If the sums don't match, well...

The above procedure isn't too time consuming to do: I just did it in about 5 minutes including typing this. I've noticed that it's pretty unusual for rkhunter to scream about changed binaries so I tend to pay attention when it does. This procedure would be fairly easy to script, but it doesn't happen often enough that I've ever bothered to do it.

If you're paranoid you can calculate the sum on the downloaded binary on a different system, or even a different OS. You can also check with different hash algorithms like whirlpool.

Again though, I just use rkhunter as a backup. Like I said, I like ossec much better: the change detection is coupled with other things like login failures and network events so you can be much more confident about if you are or aren't compromised.

This is great. Thank you very much.

How do I know which versions I should download with wget? I know I can get the installed version from Synaptic, but is there a connection between the deb name and the Ubuntu version? I can only distinguish the architecture.

This is great.
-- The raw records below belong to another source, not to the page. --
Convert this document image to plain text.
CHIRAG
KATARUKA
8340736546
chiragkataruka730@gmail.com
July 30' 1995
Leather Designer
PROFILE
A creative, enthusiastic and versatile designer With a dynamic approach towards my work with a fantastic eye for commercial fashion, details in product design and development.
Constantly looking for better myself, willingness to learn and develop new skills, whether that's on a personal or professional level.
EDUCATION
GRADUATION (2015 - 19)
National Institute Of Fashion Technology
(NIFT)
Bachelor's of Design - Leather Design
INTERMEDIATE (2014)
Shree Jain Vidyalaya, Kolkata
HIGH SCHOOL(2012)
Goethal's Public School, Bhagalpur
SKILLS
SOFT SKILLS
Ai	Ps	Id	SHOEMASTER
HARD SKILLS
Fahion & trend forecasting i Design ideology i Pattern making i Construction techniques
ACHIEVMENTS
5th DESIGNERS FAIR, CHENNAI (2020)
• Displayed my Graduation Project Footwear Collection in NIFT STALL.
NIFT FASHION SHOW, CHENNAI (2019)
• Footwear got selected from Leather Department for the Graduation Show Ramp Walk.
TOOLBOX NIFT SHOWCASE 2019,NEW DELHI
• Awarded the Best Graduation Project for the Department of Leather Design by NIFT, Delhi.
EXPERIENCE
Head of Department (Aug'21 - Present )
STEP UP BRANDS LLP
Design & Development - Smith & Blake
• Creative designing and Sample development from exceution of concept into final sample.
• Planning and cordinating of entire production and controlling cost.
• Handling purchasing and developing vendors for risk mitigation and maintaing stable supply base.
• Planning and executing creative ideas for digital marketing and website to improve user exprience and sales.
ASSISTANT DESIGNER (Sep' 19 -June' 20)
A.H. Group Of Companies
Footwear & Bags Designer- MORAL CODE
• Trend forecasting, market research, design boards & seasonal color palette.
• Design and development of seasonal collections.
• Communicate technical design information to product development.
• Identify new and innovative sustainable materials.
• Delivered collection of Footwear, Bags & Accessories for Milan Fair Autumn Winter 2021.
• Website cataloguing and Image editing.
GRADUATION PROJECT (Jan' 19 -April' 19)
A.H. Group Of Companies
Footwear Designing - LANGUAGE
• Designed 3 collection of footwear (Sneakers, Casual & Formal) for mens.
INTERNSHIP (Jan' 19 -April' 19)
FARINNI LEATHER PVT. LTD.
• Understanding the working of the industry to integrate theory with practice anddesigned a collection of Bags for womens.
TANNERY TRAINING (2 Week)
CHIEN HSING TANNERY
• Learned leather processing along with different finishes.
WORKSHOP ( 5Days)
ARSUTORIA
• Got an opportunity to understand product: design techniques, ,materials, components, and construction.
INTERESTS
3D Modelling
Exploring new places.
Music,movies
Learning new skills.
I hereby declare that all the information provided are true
Thank you very much.

How do I know which versions I should download with wget? I know I can get the installed version from Synaptic, but is there a connection between the deb name and the Ubuntu version? I can only distinguish the architecture.
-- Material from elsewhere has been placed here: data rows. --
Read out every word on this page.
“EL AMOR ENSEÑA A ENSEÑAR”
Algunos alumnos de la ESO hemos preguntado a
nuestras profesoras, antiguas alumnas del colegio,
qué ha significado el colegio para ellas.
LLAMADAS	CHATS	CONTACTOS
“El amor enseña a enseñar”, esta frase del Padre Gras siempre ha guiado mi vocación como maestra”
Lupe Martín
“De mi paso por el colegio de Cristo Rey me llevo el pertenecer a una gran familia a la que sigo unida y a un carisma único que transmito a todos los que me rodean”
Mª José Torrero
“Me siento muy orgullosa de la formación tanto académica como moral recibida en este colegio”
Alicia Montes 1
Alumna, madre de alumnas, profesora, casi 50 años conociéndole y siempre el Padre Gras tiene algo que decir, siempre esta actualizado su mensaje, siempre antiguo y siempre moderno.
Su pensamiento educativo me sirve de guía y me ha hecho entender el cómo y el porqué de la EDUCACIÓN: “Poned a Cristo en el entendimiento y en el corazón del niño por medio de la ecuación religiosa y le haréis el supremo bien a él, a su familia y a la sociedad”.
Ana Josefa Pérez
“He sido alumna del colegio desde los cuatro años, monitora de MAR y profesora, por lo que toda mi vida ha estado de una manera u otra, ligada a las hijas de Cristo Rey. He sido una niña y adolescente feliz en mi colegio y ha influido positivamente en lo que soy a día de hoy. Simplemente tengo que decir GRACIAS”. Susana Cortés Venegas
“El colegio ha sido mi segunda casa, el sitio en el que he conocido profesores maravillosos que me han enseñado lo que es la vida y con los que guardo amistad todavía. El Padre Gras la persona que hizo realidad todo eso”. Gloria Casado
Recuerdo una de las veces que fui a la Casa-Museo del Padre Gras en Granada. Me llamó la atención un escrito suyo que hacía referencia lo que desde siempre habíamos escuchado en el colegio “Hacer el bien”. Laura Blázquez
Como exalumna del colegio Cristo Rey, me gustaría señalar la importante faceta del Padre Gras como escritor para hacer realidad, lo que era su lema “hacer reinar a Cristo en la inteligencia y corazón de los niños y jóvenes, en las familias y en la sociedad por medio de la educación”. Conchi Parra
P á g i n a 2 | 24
Honestly, I just looked it up online at packages.ubuntu.com. :oops: However you can look up which package provides the binary in question (/usr/bin/sudo in this case) by using:


dpkg -S /usr/bin/sudo

which gives:


sudo: /usr/bin/sudo

Then the quick way is to download the package with aptitude (I don't like apt-get):


aptitude download sudo
Reading package lists... Done
Building dependency tree
Reading state information... Done
Reading extended state information
Initializing package states... Done
Building tag database... Done
Get:1 http://us.archive.ubuntu.com hardy-updates/main sudo 1.6.9p10-1ubuntu3.4 [188kB]
Fetched 188kB in 1s (148kB/s)

which sticks the package in the current directory. You can then run the extraction and verification procedure I posted.

Honestly, I just looked it up online at packages.ubuntu.com. :oops: However you can look up which package provides the binary in question (/usr/bin/sudo in this case) by using:


dpkg -S /usr/bin/sudo

which gives:


sudo: /usr/bin/sudo

Then the quick way is to download the package with aptitude (I don't like apt-get):


aptitude download sudo
Reading package lists... Done
Building dependency tree
Reading state information... Done
Reading extended state information
Initializing package states... Done
Building tag database... Done
Get:1 http://us.archive.ubuntu.com hardy-updates/main sudo 1.6.9p10-1ubuntu3.4 [188kB]
Fetched 188kB in 1s (148kB/s)

which sticks the package in the current directory. You can then run the extraction and verification procedure I posted.

Awesome. That's much easier. Thank you very much again.

You need to do a sudo rkhunter --update and it updates all its files.